Jules Verne: Five Weeks in a Balloon

10. CHAPTER TENTH. (continued)

"On the upper part of this tank is a platinum tube provided with a stopcock.

"You will now readily understand, gentlemen, the apparatus that I have described to you is really a gas cylinder and blow-pipe for oxygen and hydrogen, the heat of which exceeds that of a forge fire.

"This much established, I proceed to the second part of my apparatus. From the lowest part of my balloon, which is hermetically closed, issue two tubes a little distance apart. The one starts among the upper layers of the hydrogen gas, the other amid the lower layers.

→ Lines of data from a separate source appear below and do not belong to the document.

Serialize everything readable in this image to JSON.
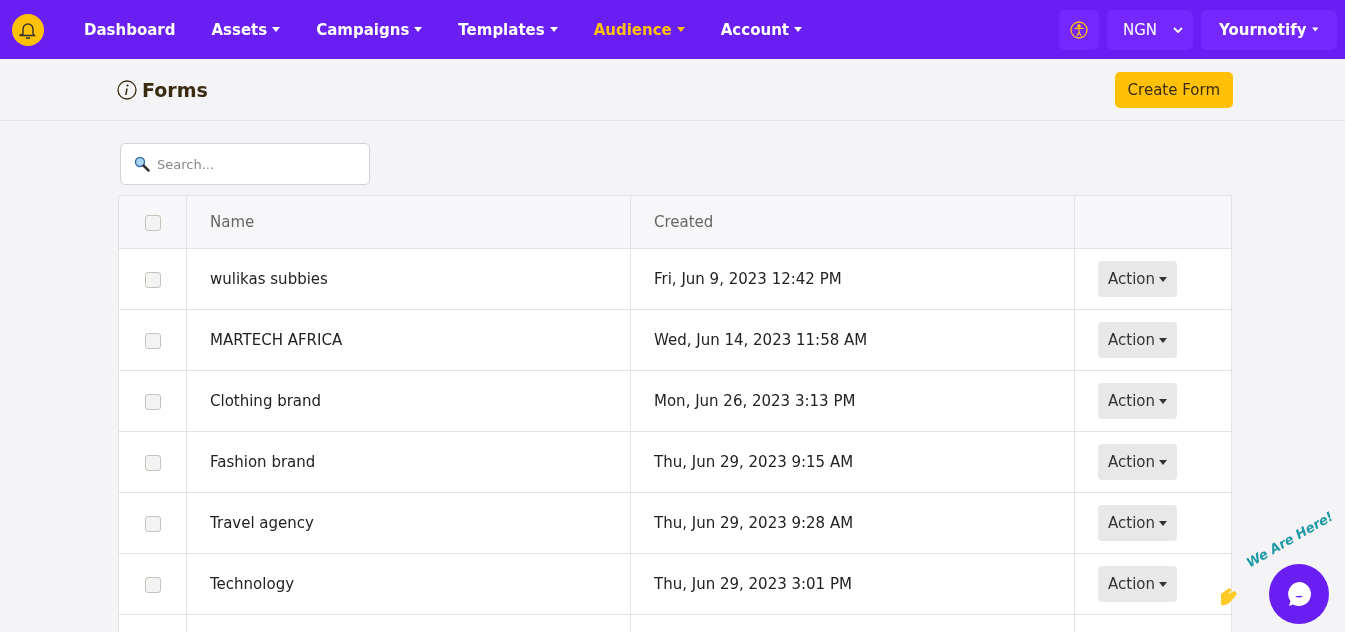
{
  "nav": {
    "items": [
      {
        "label": "Dashboard",
        "dropdown": false,
        "selected": false
      },
      {
        "label": "Assets",
        "dropdown": true,
        "selected": false
      },
      {
        "label": "Campaigns",
        "dropdown": true,
        "selected": false
      },
      {
        "label": "Templates",
        "dropdown": true,
        "selected": false
      },
      {
        "label": "Audience",
        "dropdown": true,
        "selected": true
      },
      {
        "label": "Account",
        "dropdown": true,
        "selected": false
      }
    ],
    "currency": "NGN",
    "account": "Yournotify"
  },
  "page": {
    "title": "Forms",
    "create_button": "Create Form"
  },
  "search": {
    "placeholder": "Search..."
  },
  "table": {
    "columns": [
      "Name",
      "Created"
    ],
    "select_all_checked": false,
    "rows": [
      {
        "name": "wulikas subbies",
        "created": "Fri, Jun 9, 2023 12:42 PM",
        "action": "Action",
        "checked": false
      },
      {
        "name": "MARTECH AFRICA",
        "created": "Wed, Jun 14, 2023 11:58 AM",
        "action": "Action",
        "checked": false
      },
      {
        "name": "Clothing brand",
        "created": "Mon, Jun 26, 2023 3:13 PM",
        "action": "Action",
        "checked": false
      },
      {
        "name": "Fashion brand",
        "created": "Thu, Jun 29, 2023 9:15 AM",
        "action": "Action",
        "checked": false
      },
      {
        "name": "Travel agency",
        "created": "Thu, Jun 29, 2023 9:28 AM",
        "action": "Action",
        "checked": false
      },
      {
        "name": "Technology",
        "created": "Thu, Jun 29, 2023 3:01 PM",
        "action": "Action",
        "checked": false
      }
    ]
  },
  "chat_widget": {
    "label": "We Are Here!"
  }
}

"These two pipes are provided at intervals with strong jointings of india-rubber, which enable them to move in harmony with the oscillations of the balloon.

"Both of them run down as far as the car, and lose themselves in an iron receptacle of cylindrical form, which is called the heat-tank. The latter is closed at its two ends by two strong plates of the same metal.

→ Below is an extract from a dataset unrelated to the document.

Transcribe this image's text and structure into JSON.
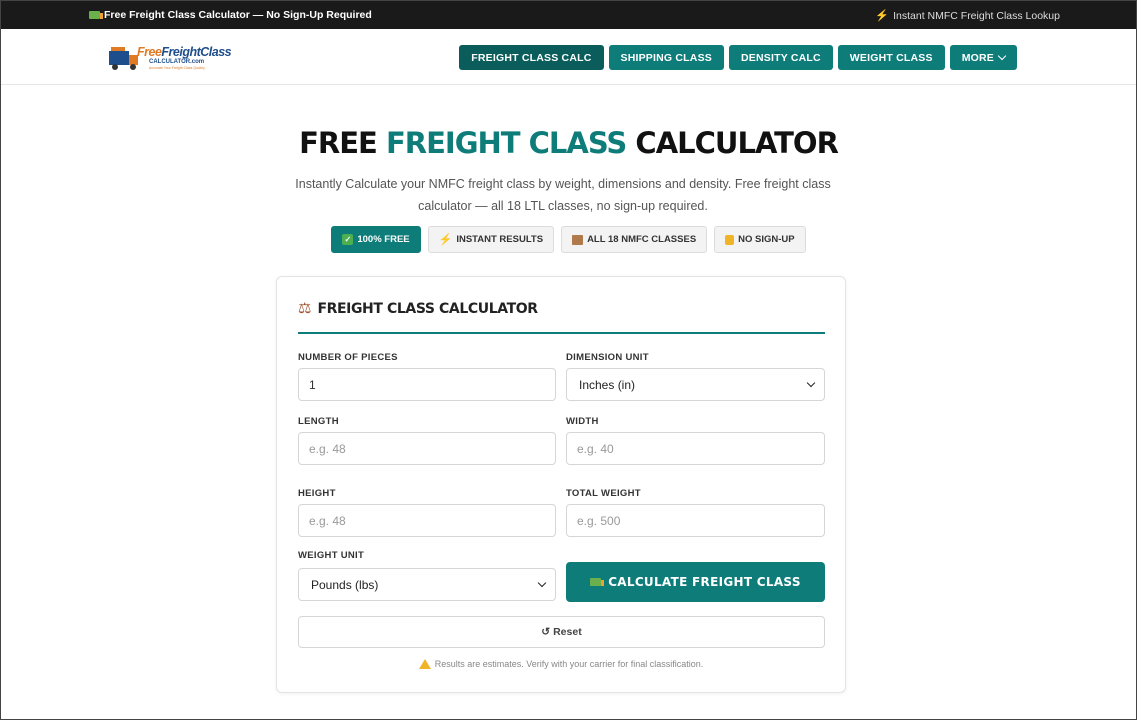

"The pipe running from the lower part of the balloon runs into this cylindrical receptacle through the lower plate; it penetrates the latter and then takes the form of a helicoidal or screw-shaped spiral, the rings of which, rising one over the other, occupy nearly the whole of the height of the tank. Before again issuing from it, this spiral runs into a small cone with a concave base, that is turned downward in the shape of a spherical cap.

"It is from the top of this cone that the second pipe issues, and it runs, as I have said, into the upper beds of the balloon.

"The spherical cap of the small cone is of platinum, so as not to melt by the action of the cylinder and blow-pipe, for the latter are placed upon the bottom of the iron tank in the midst of the helicoidal spiral, and the extremity of their flame will slightly touch the cap in question.